Maya is Ronan's mother and she contributed two incredible quotes that remind her of her son. She was generous to share the story behind each of these special sayings with us. All good things are wild and free is my favorite quote by Henry David Thoreau. It stands for everything that Ronan was in his short little life and it is something I try to carry on for him in my life here. I try to live as wild and freely as possible knowing that tomorrow is never guaranteed. Everyday we are here is a gift and should not be wasted. "You keep me safe, I'll keep you wild" is another one of my favorite quotes. In my heart, I'm keeping Ronan safe forever. In turn, he is reminding me to keep going, to keep knocking down doors, and to keep fighting cancer for kids the non conventional wild way that he would want me to.

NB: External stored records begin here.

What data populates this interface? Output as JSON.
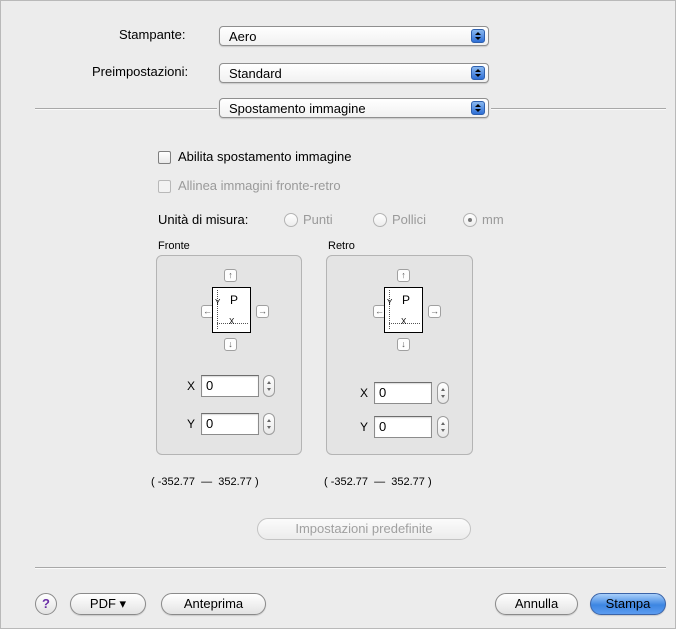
{
  "printer": {
    "label": "Stampante:",
    "value": "Aero"
  },
  "presets": {
    "label": "Preimpostazioni:",
    "value": "Standard"
  },
  "panel": {
    "value": "Spostamento immagine"
  },
  "options": {
    "enable_shift": "Abilita spostamento immagine",
    "align_duplex": "Allinea immagini fronte-retro"
  },
  "units": {
    "label": "Unità di misura:",
    "points": "Punti",
    "inches": "Pollici",
    "mm": "mm",
    "selected": "mm"
  },
  "front": {
    "title": "Fronte",
    "page_letter": "P",
    "axis_y": "Y",
    "axis_x": "X",
    "x_label": "X",
    "x_value": "0",
    "y_label": "Y",
    "y_value": "0",
    "range": "( -352.77  —  352.77 )"
  },
  "back": {
    "title": "Retro",
    "page_letter": "P",
    "axis_y": "Y",
    "axis_x": "X",
    "x_label": "X",
    "x_value": "0",
    "y_label": "Y",
    "y_value": "0",
    "range": "( -352.77  —  352.77 )"
  },
  "defaults_button": "Impostazioni predefinite",
  "footer": {
    "help": "?",
    "pdf": "PDF ▾",
    "preview": "Anteprima",
    "cancel": "Annulla",
    "print": "Stampa"
  },
  "colors": {
    "primary_button": "#3d86e2",
    "help_icon": "#6a2fa6"
  }
}
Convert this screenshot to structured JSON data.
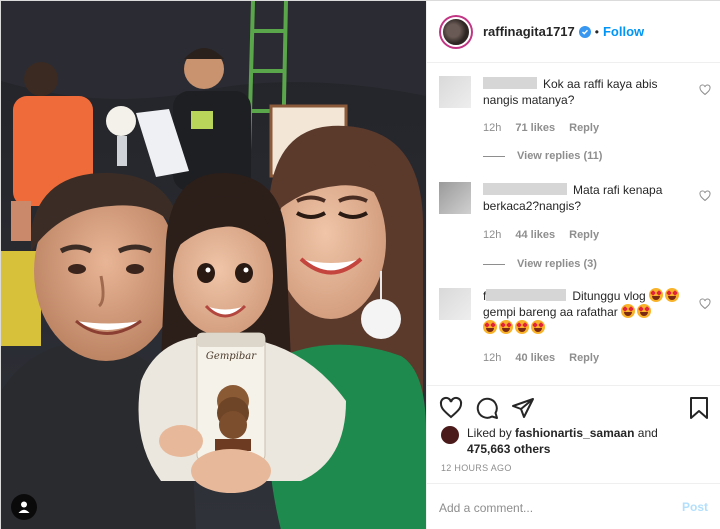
{
  "header": {
    "username": "raffinagita1717",
    "separator": "•",
    "follow_label": "Follow"
  },
  "comments": [
    {
      "text_a": "Kok aa raffi kaya abis",
      "text_b": "nangis matanya?",
      "time": "12h",
      "likes": "71 likes",
      "reply_label": "Reply",
      "view_replies": "View replies (11)"
    },
    {
      "text_a": "Mata rafi kenapa",
      "text_b": "berkaca2?nangis?",
      "time": "12h",
      "likes": "44 likes",
      "reply_label": "Reply",
      "view_replies": "View replies (3)"
    },
    {
      "name_initial": "f",
      "text_a": "Ditunggu vlog",
      "text_b": "gempi bareng aa rafathar",
      "time": "12h",
      "likes": "40 likes",
      "reply_label": "Reply"
    }
  ],
  "liked_by": {
    "prefix": "Liked by",
    "user": "fashionartis_samaan",
    "conj": "and",
    "others": "475,663 others"
  },
  "timestamp": "12 HOURS AGO",
  "add_comment": {
    "placeholder": "Add a comment...",
    "post_label": "Post"
  },
  "photo": {
    "product_label": "Gempibar"
  },
  "colors": {
    "link_blue": "#0095f6",
    "post_disabled": "#b2dffc",
    "verified_blue": "#3897f0",
    "muted": "#8e8e8e"
  },
  "icons": [
    "verified-badge-icon",
    "heart-icon",
    "comment-icon",
    "share-icon",
    "bookmark-icon",
    "user-tag-icon"
  ]
}
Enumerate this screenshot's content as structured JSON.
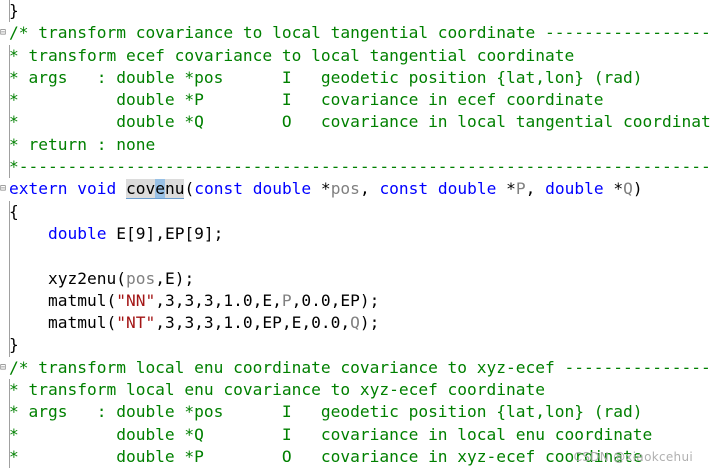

Eli lost his little sister Ava to cancer when she was almost 5 and he was 6. Eli and Ava were best friends. Ava was diagnosed with Stage 4 Neuroblastoma, an aggressive form of pediatric cancer, when she was just 1.5 years old. Eli was by Ava's side for all of her treatment - never giving her special treatment and always treating her just like any other little sister. Eli and Ava both wanted to make sure that no other kids ever get cancer and if they did get cancer they wanted to make sure that they would get better fast. Chrisie Funari, Eli and Ava's mom, started the 501(c)(3) non profit organization Arizona Cancer Foundation for Children after Ava passed away to stay true to her children's wishes and help cure children with cancer right here in Arizona. Eli is Co-President of the Arizona Cancer Foundation for Children children's program, Ava's Angels; a unique program where kids can help kids with cancer. Eli created both of the designs that benefit Arizona Cancer Foundation for Children for the next two weeks!!

The art in this campaign was created by Donna. Donna was born on July 20, 2005 and was diagnosed with an aggressive brain tumor - papillary meningioma when she was 19 months old. Over the next 31 months Donna underwent four relapses, four neurosurgeries, chemotherapy, a stem cell transplant, and twelve weeks of proton beam radiation treatment. In the face of everything, this little lady was an absolute joy throughout her life. She loved to dance. Her favorite color was black. She had an incredibly silly side and she was sharp as a tack. She had a different outlook on life than those around her and she often shared her point of view. Her greatest wish was to go to school and she was able to do so in her last two months. Despite spending much of her childhood in hospitals or around doctors, Donna lived with grace and joy. She inspired everyone around her to experience the moment, feel grateful, take a deep breath, and live their lives more meaningfully. Donna's mom, Sheila runs the blog Mary Tyler Mom and the Donna's Good Things Facebook page where she raises money to fight childhood cancer and shares her experiences as a mother. RIP, Donna, we’ll meet you there.  Donna Lubell Quirke Hornik, 20 July 2005 – 19 October 2009.

Dimitri (19) was diagnosed with autism at the age of 18 months and since then he's had an intense home program of teaching 3-4 hours a day, Monday through Friday. He's a student at Luther Burbank High School in their special education department. Despite limited verbal skills he's good at communicating what he wants- particularly if it's pizza or his iPad.